Let’s stop here. Since the 1950s when teens began working and having money that was theirs to spend, the economic power of the teenager has been major. During the ’80s every movie made for teens involved hanging out at the malls. The teenager is not just a nuisance. The teenager is economically integral, especially to mall culture.
When the recent “Brawl at the Mall” happened in St. Matthews, the police inflated the number of children involved and followed through by pointing their fingers at parents and the lack of parental supervision — the oldest and worst excuse. Some kids had a fight at the mall (kids sometimes fight), and some other kids ran to watch. These were, at the time, African American children. Just a month before, two white kids had a fight during Black Friday, and it was just an unfortunate event.
So the police have decided that they will institute (I’m really trying to refrain from laughing) a policy to monitor the ages of kids who go into the mall and come from the mall and what time these young people can be at the mall unsupervised. Remember we are talking about the people who are the economic backbone of the mall and therefore the economic health of St. Matthews and the entire East End retail culture.
This is terrible policy. It sets up several very bad scenarios.
This policy gives police officers the opportunity to decide who they feel is underage, despite the fact that 16 year olds work in the mall. This is a hassle to both the young workers and the businesses that employ them.

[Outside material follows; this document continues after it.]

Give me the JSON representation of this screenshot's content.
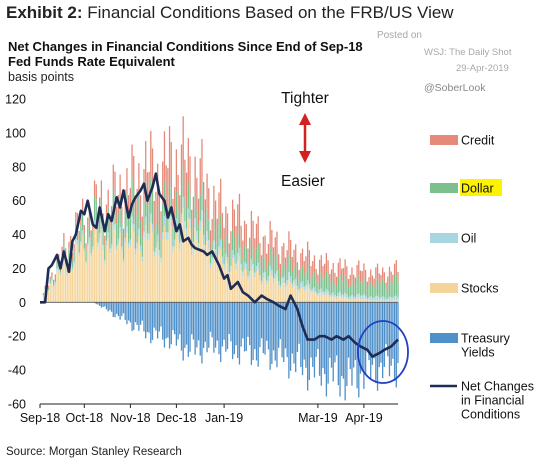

It will inevitably promote profiling, and African American young people will suffer the most, especially if they don’t show up with mommy or daddy’s credit card.
The harassment of youth will only cause these children to seek their entertainment elsewhere and eventually drive them to spend their hard earned or gifted cash elsewhere. The culture of a mall depends upon the cash of the adolescent. Last year, teens spent nearly 260 billion dollars. That is significant. The annual income of United States teenagers is over 90 billion dollars.
I am a parent and hope that when my son grows, he will have the freedom to be a teen and to experience life the way that teenagers do, including all of the mistakes, disagreements, petty mischief and silliness that make being a kid fun. I do hope he is kind and that he mostly behaves wherever he is, but I don’t hold him to a standard that is unrealistic and I know that I can’t put restrictions on him that are equally unrealistic.
I hope that the mayor of St. Matthews, the police department and the governing body of the East End malls get realistic and realize where the bread and butter of their economy lies. It isn’t the car dealerships, though many of those cars are purchased for kids. It isn’t the restaurants. Chain restaurants are an outcrop of similarly packaged stores. The teenager is the support for all of these systems. Without their spending power, there is no mall, no economic stability and no reason for the St. Matthews police to have as many officers. Lose the teen and create an economic wasteland of Dollar Trees and Pic Pac stores. Old people really like those.